Güller vadisinin nadide gülü;

Es-Seyyid Şeyh Osman Hulûsi Efendi

 

Otuz Yapraklı Gül Şehri’nin Sevdalısı Dostlarım,

Sorarım size: Gülü bilmeyen var mı? Elbette “Yok” diyeceksiniz. Peki sevmeyen ya da görünce koklamadan geçemeyen… Yok, yok. O halde deyivereyim kardaşım;

Çekemezsen gülün nazını / Ne dikene dokun, ne gülü incit

Darendeli merhum Hanifi Hoca, Darende Tarihi ile ilgili notlarında bu şehre 2000 sene evvel Rumların “Tıryandafil” ismini verdiklerinden bahseder ki Türkçesi OTUZ YAPRAKLI GÜL ŞEHRİ demek imiş. Bu şehir en az 4000 yıllık bir şehir arkadaş. Şairin dediği gibi gitmesek de, gelmesek de… Sevsek de, sevmesek de bir sevdadır Darende. Sen sevmeyi bilmezsen yazık. Nedir senin çektiğin? Seninki yaşamak mı sanki?

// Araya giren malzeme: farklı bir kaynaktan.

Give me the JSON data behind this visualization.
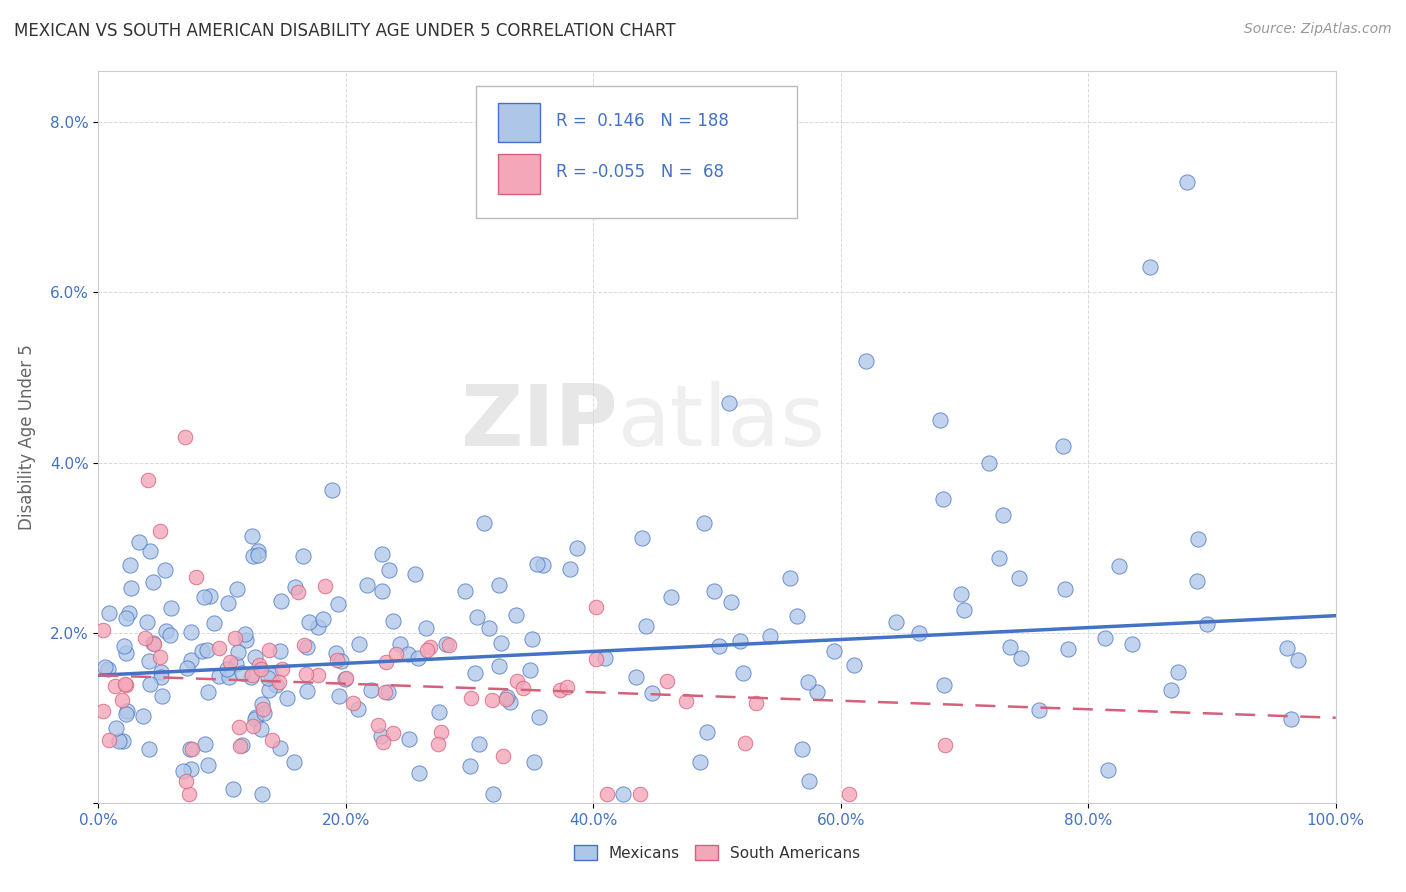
{
  "title": "MEXICAN VS SOUTH AMERICAN DISABILITY AGE UNDER 5 CORRELATION CHART",
  "source": "Source: ZipAtlas.com",
  "ylabel": "Disability Age Under 5",
  "xlim": [
    0,
    1.0
  ],
  "ylim": [
    0,
    0.086
  ],
  "yticks": [
    0.0,
    0.02,
    0.04,
    0.06,
    0.08
  ],
  "ytick_labels": [
    "",
    "2.0%",
    "4.0%",
    "6.0%",
    "8.0%"
  ],
  "xticks": [
    0.0,
    0.2,
    0.4,
    0.6,
    0.8,
    1.0
  ],
  "r_mexican": 0.146,
  "n_mexican": 188,
  "r_south_american": -0.055,
  "n_south_american": 68,
  "mexican_color": "#aec6e8",
  "south_american_color": "#f4a7b9",
  "trend_mexican_color": "#4472c4",
  "trend_south_american_color": "#d4607a",
  "background_color": "#ffffff",
  "mex_trend_start": 0.015,
  "mex_trend_end": 0.022,
  "sa_trend_start": 0.015,
  "sa_trend_end": 0.01,
  "seed": 123
}
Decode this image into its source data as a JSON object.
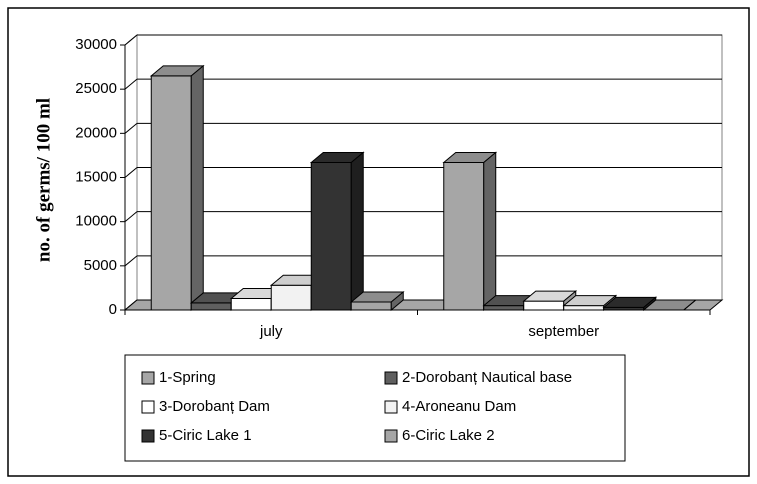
{
  "chart_data": {
    "type": "bar",
    "y_label": "no. of germs/ 100 ml",
    "categories": [
      "july",
      "september"
    ],
    "series": [
      {
        "name": "1-Spring",
        "color": "#a6a6a6",
        "values": [
          26500,
          16700
        ]
      },
      {
        "name": "2-Dorobanț Nautical base",
        "color": "#5f5f5f",
        "values": [
          800,
          500
        ]
      },
      {
        "name": "3-Dorobanț Dam",
        "color": "#ffffff",
        "values": [
          1300,
          1000
        ]
      },
      {
        "name": "4-Aroneanu Dam",
        "color": "#f2f2f2",
        "values": [
          2800,
          500
        ]
      },
      {
        "name": "5-Ciric Lake 1",
        "color": "#333333",
        "values": [
          16700,
          300
        ]
      },
      {
        "name": "6-Ciric Lake 2",
        "color": "#a6a6a6",
        "values": [
          900,
          0
        ]
      }
    ],
    "ylim": [
      0,
      30000
    ],
    "yticks": [
      0,
      5000,
      10000,
      15000,
      20000,
      25000,
      30000
    ],
    "grid": true
  }
}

 Bu şehirde yaşamak yahut bu şehri yaşamak gülle tanışmakla başlar. Burada gönüller ‘gül’dür. Gönül alırsın, gül satarsın. Çerçisinin bile sattığı gül esansıdır. Sıla seni yaktıkça, gönüllerde güller açtıkça bir gül kokusu yayılır gider. Gül yüzlü okumuşlar omuzlarında kitaplar satarlar. Yâdında hep memleket özlemi vardır. Eşin, yoldaşın, kardaşın yolunu gözler. Yârânın gülücükler saçar sen gelende. Sen gezginci esnaftın bir zamanlar. İl il dolaştın bilgilendin, ilgilendin. Kütüp hatmettin, tekellim nareledin. Döndün, gülümseyen gözlerle. Yedirdin, içirdin, ağırladın, azizledin. Gülen gözlerle büyüklerin ellerini öptün, hayır dualarını aldın, gönüllerini şen eyledin. Gönüller yaptın ise ahiretin de gülşen olsun kardaşım.

Şimdi gül devri

Bu şehrin insanları birbirleriyle, komşularıyla gül gibi geçinip gitmişler. Bu dediğimiz GÜL NESLİ yüzyıllardır sürüp gitmektedir. Güllerin Efendisi sende yetişmiş, gönüllerin efendisi sende mukim. Bu şehre, gül nesli şeref verir, anlam verir, değer katar. Müşerref olmak, anlamak, değer bilmek bize kalmıştır. Deniz, derya içindeki balık misal güller arasında gülü koklayamıyorsak, ne desek boş. Sen sende arabulamadığının izini. Güller vadisini keşfe çıkmamışsan sen ne ararsın boşuna?..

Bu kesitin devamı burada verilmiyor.